La testimonianza di Yulia si aggiunge alle ricostruzioni fatte dai colleghi di «Mimmo» che tra le lacrime avevano rivissuto gli ultimi istanti di quella tragedia, sottolineando le condizioni pessime delle macchine su cui lavoravano ogni giorno. Nel processo, che vede imputati sette dirigenti e la società ArcelorMittal che aveva in gestione la fabbrica, i pubblici ministeri Raffaele Graziano e Filomena Di Tursi, vogliono dimostrare che quel giorno, così come accaduto per Zaccaria, le procedure di emergenza in caso di condizioni meteorologiche avverse non erano state messe in atto, né previsti dei punti di evacuazione predisposti per mettere in sicurezza i lavoratori. Per l’accusa la morte di Cosimo Massaro è da considerare come la somma «della gestione inadeguata» e della «violazione della normativa vigente in tema di salute e sicurezza nei luoghi di lavoro» nello stabilimento siderurgico. Alla sbarra, con l’accusa di omissione dolosa di cautele contro infortuni sul lavoro e cooperazione in omicidio colposo sono finiti: Stefan Michel Van Campe, ex gestore per ArcelorMittal Italia dello stabilimento nel 2019, e gli allora dirigenti Vincenzo De Gioia, Carmelo Lucca, Giuseppe Dinoi, Andrea Dinoi, Mauro Guitto e infine Teodoro Zezza, capo del turno precedente all’incidente mortale, difesi dagli avvocati Franz Pesare, Egidio Albanese, Francesco Nevoli, Armando Pasanisi, Lorenzo Bullo, Enzo Sapia e Antonio Liagi.

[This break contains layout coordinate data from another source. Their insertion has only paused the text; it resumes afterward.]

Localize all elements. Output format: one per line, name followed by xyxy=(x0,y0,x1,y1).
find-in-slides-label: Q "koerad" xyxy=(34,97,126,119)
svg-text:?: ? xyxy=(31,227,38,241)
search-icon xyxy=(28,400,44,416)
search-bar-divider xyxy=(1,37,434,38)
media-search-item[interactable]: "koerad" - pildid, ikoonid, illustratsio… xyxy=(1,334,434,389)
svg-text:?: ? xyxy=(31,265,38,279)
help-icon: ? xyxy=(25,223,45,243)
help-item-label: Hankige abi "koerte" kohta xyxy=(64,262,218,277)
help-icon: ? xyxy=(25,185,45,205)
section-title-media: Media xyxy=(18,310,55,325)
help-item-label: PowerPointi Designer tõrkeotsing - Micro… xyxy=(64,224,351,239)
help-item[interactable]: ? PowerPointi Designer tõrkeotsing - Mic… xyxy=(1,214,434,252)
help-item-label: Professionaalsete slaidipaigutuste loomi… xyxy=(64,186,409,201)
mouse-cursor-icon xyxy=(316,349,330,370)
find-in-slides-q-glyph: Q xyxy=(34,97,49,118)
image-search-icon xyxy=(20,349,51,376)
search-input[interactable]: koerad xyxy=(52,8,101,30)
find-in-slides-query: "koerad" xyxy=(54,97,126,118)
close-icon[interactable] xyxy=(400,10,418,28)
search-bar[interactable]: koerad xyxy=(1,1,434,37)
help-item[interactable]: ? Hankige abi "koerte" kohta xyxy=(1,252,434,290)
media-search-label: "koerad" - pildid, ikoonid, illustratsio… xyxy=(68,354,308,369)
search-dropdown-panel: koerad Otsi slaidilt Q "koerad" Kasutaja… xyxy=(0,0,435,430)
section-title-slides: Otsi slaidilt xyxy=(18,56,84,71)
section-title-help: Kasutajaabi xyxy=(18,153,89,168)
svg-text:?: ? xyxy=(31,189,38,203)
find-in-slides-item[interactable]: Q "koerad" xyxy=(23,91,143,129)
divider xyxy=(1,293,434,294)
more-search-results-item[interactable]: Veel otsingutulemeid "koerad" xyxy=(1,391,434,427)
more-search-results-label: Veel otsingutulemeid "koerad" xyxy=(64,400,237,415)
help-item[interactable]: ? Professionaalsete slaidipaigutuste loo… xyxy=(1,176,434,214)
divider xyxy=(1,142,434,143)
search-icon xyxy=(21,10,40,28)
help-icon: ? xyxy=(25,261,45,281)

Quel pomeriggio di 5 anni fa il vento soffiava a forte velocità mentre il 40enne si trovava sulla cabina di manovra, al quarto sporgente del porto mercantile di Taranto. La «cabina più lenta», aveva detto un suo collega a processo. Durante quegli ultimi momenti, poco prima delle 19.30, mentre Massaro si trovava bloccato con la consapevolezza di quanto stava per accadere, era rimasto in contatto radio con un suo collega. L’urto con un’altra gru, poi la caduta in mare dell’intera struttura su cui si trovava. Le ricerche dell’uomo furono sospese quella notte, a causa delle condizioni meteo proibitive, per il rischio di ulteriori crolli. Poi il ritrovamento del suo corpo senza vita, tre giorni dopo.